Yamaha Sees Asean Push Lifting Margins Amid Indonesia Slumpby and
CEO sees Asean motorcycle profit margin reaching 10%
Flusher consumers seen making India another ‘pillar’ market
Yamaha Motor Co., which sold a third of its motorcycles in Indonesia last year, plans to make up for a slump in the market by boosting sales to the rest of Southeast Asia with new models and almost double profit margin in the region.
The operating profit ratio for the two-wheeler business in the Asean region may reach 10 percent as soon as this year, compared with 5.7 percent in 2015, Chief Executive Officer Hiroyuki Yanagi said in an interview. That’s at least a year ahead of projections by Koichi Sugimoto, an analyst at Mitsubishi UFJ Morgan Stanley.
Indonesia’s economy is feeling the effects of a slowdown in China, its top export market, and slumping commodity prices, weighing on a motorcycle market Yamaha counts on for sales. The manufacturer has introduced models built on common platforms such as the M-SLAZ sports model and the NMAX scooter to reduce costs and boost profitability in Southeast Asia markets Vietnam, Thailand and the Philippines.
“As they upgrade the model lineup, the margins will greatly improve,” Sugimoto said by phone. “The new models have much better margins.”
Yamaha rose 2.7 percent to 1,935 yen, the highest level since June 1, at the close in Tokyo. The shares have jumped 26 percent since July 12, when Nikkei Inc. said the company would replace Sharp Corp. on the Nikkei 225 Stock Average from Aug. 1. The benchmark index has gained 5.1 percent in the same period.
Yamaha last week cut its full-year net income forecast by 25 percent to 60 billion yen ($591 million), as the yen strengthens and sales in Indonesia are estimated to plunge about 40 percent from 2014 levels. Indonesia’s market may recover next year, Yanagi said on Tuesday.
The operating profit margin for the company’s two-wheeler business in the Asean region widened to 7.8 percent in the first half, according to Yanagi.
In India, the largest motorcycle market in the world, Yamaha forecasts sales will rise 35 percent this year to 806,000 units, as the company expands its dealer network in rural areas.

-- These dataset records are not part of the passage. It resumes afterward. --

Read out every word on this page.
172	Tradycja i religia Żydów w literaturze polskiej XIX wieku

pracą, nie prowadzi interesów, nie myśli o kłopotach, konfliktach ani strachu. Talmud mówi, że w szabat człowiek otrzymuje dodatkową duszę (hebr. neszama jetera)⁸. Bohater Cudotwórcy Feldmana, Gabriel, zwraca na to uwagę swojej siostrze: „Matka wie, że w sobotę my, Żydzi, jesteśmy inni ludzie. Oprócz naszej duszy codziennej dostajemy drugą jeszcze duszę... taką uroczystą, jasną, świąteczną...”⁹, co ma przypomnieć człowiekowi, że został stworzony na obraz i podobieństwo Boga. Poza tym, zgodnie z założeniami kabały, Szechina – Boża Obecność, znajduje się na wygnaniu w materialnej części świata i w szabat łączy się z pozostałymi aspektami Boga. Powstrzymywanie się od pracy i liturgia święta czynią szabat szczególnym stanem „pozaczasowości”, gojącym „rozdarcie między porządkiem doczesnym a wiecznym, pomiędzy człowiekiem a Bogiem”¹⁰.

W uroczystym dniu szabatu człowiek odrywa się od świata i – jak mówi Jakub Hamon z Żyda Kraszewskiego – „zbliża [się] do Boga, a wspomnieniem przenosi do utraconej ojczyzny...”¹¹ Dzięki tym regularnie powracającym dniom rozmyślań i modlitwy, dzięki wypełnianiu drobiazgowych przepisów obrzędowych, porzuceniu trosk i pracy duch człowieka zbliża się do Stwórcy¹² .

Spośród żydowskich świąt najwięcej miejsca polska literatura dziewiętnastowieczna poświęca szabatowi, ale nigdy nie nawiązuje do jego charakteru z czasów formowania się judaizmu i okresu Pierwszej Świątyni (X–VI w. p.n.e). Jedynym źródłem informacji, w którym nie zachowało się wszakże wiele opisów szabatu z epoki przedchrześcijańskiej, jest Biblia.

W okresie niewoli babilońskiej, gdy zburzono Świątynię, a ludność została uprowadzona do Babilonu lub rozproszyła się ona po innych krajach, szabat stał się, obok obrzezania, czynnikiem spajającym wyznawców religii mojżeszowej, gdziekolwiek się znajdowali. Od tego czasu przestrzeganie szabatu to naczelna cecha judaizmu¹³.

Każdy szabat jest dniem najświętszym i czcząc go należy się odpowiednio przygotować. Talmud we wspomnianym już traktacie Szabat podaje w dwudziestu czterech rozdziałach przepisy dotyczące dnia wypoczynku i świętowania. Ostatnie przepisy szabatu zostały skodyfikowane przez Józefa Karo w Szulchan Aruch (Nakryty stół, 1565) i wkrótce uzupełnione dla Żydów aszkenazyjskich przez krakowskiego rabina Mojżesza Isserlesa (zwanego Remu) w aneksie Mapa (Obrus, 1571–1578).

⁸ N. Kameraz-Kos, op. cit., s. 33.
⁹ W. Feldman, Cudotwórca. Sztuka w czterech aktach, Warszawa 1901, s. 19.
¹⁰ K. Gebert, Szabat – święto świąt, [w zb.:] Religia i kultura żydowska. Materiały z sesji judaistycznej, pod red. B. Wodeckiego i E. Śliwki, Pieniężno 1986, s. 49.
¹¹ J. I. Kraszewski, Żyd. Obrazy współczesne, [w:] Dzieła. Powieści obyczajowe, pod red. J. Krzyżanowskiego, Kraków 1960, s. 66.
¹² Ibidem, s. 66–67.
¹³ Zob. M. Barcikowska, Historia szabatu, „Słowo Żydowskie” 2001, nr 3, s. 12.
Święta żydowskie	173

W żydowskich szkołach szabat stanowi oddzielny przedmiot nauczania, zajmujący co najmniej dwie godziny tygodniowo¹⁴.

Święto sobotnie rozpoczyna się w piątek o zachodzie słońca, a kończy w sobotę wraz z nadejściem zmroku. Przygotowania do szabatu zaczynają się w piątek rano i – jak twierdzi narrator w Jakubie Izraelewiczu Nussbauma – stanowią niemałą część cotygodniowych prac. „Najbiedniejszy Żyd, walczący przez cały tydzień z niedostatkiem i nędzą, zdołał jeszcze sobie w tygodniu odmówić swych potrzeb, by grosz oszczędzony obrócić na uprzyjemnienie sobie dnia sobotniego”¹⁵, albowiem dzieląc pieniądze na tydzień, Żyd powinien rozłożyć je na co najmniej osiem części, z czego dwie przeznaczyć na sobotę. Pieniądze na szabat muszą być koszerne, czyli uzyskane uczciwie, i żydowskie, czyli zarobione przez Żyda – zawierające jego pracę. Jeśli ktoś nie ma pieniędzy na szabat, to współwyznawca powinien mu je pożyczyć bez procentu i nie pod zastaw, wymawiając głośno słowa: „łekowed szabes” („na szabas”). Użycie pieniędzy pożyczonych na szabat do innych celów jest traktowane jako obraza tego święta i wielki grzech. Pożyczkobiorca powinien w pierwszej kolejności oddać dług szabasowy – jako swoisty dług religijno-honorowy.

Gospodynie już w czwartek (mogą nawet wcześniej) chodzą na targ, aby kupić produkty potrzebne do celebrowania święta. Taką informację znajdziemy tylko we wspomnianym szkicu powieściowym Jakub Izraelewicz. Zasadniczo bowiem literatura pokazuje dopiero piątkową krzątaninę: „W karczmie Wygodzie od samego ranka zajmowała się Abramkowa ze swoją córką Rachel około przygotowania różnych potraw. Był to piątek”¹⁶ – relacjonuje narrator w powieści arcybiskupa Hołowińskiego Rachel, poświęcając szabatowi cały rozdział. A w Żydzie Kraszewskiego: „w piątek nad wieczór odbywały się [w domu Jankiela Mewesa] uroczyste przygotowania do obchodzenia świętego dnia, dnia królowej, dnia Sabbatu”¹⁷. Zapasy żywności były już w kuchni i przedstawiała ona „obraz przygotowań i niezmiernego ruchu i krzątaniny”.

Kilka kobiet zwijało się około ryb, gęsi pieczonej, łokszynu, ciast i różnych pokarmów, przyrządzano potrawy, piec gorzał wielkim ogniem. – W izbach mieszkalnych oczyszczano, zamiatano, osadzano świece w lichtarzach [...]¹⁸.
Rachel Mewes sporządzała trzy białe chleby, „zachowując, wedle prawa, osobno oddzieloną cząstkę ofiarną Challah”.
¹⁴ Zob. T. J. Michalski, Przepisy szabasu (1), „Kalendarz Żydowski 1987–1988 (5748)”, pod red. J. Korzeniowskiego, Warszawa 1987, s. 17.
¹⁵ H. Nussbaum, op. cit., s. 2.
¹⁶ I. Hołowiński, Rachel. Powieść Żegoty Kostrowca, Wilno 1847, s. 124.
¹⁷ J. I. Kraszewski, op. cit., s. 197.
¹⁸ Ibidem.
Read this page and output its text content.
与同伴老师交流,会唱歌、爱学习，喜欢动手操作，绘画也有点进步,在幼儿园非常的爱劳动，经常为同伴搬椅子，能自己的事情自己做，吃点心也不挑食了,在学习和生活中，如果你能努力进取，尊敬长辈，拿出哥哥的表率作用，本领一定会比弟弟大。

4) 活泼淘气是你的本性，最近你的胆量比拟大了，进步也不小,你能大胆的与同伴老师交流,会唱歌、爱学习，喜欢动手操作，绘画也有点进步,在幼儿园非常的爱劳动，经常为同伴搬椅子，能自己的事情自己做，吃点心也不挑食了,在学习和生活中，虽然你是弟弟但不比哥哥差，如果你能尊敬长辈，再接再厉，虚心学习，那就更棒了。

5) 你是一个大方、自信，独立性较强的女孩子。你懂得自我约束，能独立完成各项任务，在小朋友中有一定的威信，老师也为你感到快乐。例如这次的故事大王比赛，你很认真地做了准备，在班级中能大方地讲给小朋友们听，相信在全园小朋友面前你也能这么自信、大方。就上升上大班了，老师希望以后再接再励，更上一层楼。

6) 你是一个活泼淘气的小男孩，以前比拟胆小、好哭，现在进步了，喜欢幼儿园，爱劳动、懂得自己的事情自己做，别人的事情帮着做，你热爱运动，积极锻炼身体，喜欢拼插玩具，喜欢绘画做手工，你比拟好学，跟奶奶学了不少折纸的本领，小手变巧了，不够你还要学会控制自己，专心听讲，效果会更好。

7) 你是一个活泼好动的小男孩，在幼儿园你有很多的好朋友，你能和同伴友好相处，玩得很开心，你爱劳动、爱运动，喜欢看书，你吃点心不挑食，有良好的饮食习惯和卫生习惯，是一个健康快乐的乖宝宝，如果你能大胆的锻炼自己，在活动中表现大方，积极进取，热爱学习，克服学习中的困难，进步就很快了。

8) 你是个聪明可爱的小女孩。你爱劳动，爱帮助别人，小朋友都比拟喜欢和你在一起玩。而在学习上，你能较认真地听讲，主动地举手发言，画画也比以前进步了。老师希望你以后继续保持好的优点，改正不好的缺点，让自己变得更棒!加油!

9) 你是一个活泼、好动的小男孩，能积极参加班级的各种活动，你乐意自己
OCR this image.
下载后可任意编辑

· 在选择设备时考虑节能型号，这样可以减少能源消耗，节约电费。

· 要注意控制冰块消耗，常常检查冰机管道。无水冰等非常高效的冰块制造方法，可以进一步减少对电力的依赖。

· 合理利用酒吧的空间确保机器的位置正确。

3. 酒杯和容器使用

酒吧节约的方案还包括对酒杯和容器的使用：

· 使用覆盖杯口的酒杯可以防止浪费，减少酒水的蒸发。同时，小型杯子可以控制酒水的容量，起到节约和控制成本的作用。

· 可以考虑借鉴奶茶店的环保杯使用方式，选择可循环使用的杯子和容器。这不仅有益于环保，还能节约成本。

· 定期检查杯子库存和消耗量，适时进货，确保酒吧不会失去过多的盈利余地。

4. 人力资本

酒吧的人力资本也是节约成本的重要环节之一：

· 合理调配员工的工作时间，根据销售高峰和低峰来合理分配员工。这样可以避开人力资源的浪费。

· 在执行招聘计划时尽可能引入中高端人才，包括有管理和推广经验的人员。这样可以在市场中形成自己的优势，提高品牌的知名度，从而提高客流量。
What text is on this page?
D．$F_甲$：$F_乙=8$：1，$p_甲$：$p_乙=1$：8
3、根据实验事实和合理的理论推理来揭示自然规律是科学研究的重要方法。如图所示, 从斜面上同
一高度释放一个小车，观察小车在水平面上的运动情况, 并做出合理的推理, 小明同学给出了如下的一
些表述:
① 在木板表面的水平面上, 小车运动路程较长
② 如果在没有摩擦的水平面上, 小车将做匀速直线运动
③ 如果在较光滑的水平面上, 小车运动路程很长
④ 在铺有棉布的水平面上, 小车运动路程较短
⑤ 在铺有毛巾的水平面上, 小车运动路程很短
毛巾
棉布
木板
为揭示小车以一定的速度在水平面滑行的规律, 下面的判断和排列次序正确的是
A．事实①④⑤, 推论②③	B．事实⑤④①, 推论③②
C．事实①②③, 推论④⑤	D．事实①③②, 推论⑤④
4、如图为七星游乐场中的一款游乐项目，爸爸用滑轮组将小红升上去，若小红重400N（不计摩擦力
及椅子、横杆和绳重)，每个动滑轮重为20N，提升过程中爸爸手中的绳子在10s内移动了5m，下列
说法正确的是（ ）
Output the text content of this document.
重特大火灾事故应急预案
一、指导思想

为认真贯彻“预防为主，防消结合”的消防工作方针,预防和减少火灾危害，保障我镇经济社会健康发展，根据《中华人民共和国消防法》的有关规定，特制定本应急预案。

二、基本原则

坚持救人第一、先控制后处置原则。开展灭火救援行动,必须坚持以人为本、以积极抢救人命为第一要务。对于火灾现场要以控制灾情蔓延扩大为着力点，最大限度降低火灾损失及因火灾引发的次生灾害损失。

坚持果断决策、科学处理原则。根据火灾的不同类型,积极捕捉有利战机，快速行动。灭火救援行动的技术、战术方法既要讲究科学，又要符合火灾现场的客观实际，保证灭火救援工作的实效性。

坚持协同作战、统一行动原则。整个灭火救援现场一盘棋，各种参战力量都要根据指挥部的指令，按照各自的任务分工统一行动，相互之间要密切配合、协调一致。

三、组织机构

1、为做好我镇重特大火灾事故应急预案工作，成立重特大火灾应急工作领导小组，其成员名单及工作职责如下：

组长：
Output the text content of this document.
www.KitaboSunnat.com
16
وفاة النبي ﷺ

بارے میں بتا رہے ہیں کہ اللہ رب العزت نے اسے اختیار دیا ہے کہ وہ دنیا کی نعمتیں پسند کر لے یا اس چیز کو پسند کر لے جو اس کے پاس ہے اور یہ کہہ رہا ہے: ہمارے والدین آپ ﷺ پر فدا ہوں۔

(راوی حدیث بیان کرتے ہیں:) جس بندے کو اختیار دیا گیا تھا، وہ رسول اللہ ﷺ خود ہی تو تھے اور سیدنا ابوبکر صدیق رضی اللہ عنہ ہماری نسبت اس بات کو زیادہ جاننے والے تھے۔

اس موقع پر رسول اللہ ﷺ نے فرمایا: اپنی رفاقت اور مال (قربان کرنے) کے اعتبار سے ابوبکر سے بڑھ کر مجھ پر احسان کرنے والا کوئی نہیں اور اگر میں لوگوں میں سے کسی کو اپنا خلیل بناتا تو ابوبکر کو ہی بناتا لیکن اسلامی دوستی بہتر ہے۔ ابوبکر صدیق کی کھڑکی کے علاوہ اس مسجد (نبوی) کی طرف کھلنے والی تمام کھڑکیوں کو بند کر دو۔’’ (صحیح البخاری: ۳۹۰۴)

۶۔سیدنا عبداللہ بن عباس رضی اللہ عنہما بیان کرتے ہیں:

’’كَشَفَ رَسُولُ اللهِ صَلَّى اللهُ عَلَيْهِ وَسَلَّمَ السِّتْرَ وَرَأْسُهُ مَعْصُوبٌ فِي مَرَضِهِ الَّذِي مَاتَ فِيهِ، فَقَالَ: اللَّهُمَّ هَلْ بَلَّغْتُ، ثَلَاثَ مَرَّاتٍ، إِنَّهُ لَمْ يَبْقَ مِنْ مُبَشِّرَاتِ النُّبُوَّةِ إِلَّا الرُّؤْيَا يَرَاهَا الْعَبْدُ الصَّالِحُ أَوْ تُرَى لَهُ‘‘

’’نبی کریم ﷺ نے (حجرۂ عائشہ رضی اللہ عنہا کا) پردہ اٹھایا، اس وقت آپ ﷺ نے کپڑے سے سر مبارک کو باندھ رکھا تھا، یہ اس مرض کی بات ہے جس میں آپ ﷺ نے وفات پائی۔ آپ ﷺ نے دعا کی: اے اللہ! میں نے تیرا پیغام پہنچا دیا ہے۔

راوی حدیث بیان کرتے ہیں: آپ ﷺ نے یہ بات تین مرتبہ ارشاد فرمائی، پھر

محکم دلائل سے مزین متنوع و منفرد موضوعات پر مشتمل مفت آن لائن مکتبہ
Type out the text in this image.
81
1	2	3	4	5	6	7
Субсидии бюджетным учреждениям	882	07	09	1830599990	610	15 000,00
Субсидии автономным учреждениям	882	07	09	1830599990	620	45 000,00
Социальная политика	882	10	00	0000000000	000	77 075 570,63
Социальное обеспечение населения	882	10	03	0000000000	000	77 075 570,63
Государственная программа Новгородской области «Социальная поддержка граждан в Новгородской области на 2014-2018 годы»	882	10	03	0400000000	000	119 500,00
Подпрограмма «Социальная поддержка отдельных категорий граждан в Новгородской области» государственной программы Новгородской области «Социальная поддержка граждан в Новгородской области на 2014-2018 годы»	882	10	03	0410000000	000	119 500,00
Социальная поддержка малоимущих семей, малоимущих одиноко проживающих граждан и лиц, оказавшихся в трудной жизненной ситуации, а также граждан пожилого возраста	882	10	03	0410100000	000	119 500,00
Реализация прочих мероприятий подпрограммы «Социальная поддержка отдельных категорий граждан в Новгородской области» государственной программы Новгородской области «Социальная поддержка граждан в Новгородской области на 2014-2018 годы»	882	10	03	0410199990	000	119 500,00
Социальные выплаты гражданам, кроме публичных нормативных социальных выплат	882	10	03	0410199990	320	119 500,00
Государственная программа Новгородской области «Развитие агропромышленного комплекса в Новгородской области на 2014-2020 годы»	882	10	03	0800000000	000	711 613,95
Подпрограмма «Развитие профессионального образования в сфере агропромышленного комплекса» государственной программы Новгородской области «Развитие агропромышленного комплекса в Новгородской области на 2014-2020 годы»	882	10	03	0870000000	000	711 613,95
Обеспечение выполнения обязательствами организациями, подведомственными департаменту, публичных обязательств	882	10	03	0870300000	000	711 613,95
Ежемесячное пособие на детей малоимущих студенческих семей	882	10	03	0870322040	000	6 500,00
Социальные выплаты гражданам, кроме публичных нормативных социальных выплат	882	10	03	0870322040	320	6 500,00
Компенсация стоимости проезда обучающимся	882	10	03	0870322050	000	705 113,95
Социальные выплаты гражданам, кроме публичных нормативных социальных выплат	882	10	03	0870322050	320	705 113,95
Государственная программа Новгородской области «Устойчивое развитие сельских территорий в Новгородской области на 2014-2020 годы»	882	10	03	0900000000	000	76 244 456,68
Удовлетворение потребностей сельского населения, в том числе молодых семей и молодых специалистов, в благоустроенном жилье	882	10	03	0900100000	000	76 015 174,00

India will become another “pillar” of Yamaha’s motorcycle business, after Indonesia and other markets in Southeast Asia, Yanagi said.
“The growth will mainly come from more expensive segments in Asian markets including India,” said Yanagi, who sees buyers upgrading from cheaper scooters to higher-spec models. “I’m not concerned that our overall profit margin will be watered down in the future because of sales volume growth in these markets.”